Investment Summary
Minth's 2018H result slightly lower than forecast, but the increasing trend of the topline and core profit is still to continued. In the near future, Minth's production structure are expected to continue improving, triggered by increased investment on technology upgrades and product optimization We maintain the opinion that Minth's existing businesses indicate a robust growth momentum, while great potential boom lies before the new ones, on the base of more input on R&D etc. We gave target price of HK$ 33.1 and Buy rating. (Closing price as at 13 November 2018)
One-time factor resulted in lower-than-expected results, core net profit up by 10%
During the 2018 H1, Minth Group reported total revenue of RMB5.99 billion, up 14% yoy, and net profit of RMB980 million, down 6% yoy. The lower-than-expected results were due to 23 million administrative expenses resulting from the sale of stock options this year, compared with the previous year when net profit was boosted by investment income totaling RMB152 million from employee welfare properties and the sale of Minth subsidiaries. If this effect is taken out, the net profit from core business grew by about 10%.

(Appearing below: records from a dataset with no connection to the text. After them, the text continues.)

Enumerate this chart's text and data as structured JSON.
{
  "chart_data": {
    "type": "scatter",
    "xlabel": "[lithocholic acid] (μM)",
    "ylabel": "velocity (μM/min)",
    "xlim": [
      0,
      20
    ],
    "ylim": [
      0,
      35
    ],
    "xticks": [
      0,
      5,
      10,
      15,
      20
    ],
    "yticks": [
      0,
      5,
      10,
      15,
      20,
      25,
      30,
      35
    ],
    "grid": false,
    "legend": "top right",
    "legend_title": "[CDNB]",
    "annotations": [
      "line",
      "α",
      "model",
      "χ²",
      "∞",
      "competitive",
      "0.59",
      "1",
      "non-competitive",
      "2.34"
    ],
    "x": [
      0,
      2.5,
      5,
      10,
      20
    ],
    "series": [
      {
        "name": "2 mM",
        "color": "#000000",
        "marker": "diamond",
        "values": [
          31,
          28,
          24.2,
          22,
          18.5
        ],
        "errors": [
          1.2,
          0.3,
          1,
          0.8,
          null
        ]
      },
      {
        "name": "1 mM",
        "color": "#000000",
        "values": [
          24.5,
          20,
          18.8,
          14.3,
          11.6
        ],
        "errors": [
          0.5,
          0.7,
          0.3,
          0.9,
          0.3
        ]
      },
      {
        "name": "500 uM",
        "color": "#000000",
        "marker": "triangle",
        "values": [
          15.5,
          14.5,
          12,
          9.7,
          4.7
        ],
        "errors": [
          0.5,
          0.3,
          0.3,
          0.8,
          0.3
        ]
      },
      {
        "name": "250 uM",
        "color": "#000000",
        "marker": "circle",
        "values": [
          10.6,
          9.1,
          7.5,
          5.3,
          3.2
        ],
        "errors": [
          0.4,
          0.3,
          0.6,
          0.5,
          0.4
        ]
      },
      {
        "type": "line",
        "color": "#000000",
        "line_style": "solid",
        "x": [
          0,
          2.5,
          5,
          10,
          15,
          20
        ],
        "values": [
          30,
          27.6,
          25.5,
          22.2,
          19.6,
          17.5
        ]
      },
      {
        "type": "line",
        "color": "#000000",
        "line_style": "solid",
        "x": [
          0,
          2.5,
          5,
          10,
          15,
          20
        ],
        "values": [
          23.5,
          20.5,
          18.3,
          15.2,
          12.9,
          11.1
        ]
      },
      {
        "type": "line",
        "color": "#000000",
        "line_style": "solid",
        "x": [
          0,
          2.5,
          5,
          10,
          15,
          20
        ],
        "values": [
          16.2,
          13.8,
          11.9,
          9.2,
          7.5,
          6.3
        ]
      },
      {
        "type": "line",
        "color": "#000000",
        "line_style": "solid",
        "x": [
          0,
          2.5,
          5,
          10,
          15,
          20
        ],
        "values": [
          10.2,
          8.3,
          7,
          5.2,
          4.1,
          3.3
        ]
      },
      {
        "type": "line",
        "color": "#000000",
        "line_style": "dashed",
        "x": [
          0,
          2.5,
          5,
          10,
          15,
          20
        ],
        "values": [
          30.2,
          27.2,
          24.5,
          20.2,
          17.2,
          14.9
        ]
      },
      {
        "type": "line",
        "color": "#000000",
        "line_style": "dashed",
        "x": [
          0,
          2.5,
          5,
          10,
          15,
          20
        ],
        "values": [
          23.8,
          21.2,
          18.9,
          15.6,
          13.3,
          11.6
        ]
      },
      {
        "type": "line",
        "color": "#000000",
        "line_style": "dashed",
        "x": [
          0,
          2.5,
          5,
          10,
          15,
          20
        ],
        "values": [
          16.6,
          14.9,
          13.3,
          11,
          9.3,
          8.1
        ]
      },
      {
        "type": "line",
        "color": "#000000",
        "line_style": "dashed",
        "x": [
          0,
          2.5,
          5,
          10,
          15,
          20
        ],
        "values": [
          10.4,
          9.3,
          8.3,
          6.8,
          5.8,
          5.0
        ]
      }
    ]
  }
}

Domestic market outperformed the overseas market on growth prospects
Specifically, the domestic business grew rapidly, reporting a revenue of approximately RMB2.68 billion and achieving a growth of approximately 17.5%, owing to the sales growth of Japanese and Chinese brands in the domestic Chinese market. The overseas market recorded a turnover of approximately RMB2.31 billion and a yoy growth of around 8.4%, benefiting from the growing businesses with European clients including Daimler and Volkswagen. Compared with the same period of last year, the growth rate of overseas business was dragged down by the lower-than-expected capacity utilization rate of North American factories. In an attempt to improve production efficiency, the Company moved the well-developed domestic equipment to overseas factories, and commissioned as well seasoned domestic factory management personnel to assist in the management of the Mexican factory. The management expects that the negative impact of overseas factories on the Company's gross margin will be confined since 2018.
Gross margin remained stable
During the reporting period, the overall gross margin remained approximately at 33.4%, down around 0.4 percentage point from the 33.8% for last year, mainly due to price cuts of old products, rising prices of raw materials, and unfavorable exchange rates. Hence, the Company implemented lean production and optimized the production layout to improve production and management efficiency, vigorously adjusted the product mix, and improved gross margin of Mexican factories, so as to maintain the overall gross margin at a stable level. Having maintained the gross margin guidance of 33-35% for the fiscal year, the Company takes confidence in the 2019 gross margin, which will be supported by the efficiency improvement and digital transformation of overseas factories.
The new pipeline rolled out successfully bringing sufficient backlogs
The Company has attached great importance to R&D investments and technological innovation with the R&D expenditure increased by 0.3 percentage point to 4.3%; in the light of strategies on light emission, intelligence and electrification, the Company achieved excellent results in the business development of new products.
In the development of light emission products, the Company has successively obtained purchase orders for its aluminum battery box/aluminum door frame products/electric rear compartment cover; in the development of intelligent products, the Company acquired orders in such new businesses as car camera/ACC labels, which has empowered its further expansion into intelligence products. Product development has accumulated more momentum. By the end of 2017, the Company has received purchase orders totaling a value of RMB92.2 billion, with a total order amount of RMB3 billion in 2018H1. Up to now, the annualized value of new orders reached 5.5 billion, making it very likely for the Company to accomplish its annual sales target.
Short-term challenges exist but long-term competitiveness is reinforced
The China-U.S. trade frictions have led the market to worry that the Company's export business would be slowing down. At present, the exportation to the United States accounts for about 7% of the total revenue and is mostly generated through FOB model, which means that the increased tariff in the short run is transferred to clients. In response to potential risks associated with growing tariffs, the Company is also considering expansion plans for North American and Thai plants. We believe that the Company will retain its competitive strength in the long run and grow exponentially in its future new businesses owing to its beforehand strategic layout.
Valuation
The Company has a solid financial condition, with near 4.5 billion cash in hand. Besides, its operating net cash flow has increased to 1.05 billion. It is believed that the high dividend payout ratio will maintain. We believe that it is reasonable to give the company a valuation of 16.5x/12x P/E in 2018/2019, equivalent to target price of HK$ 33.1 and Buy rating.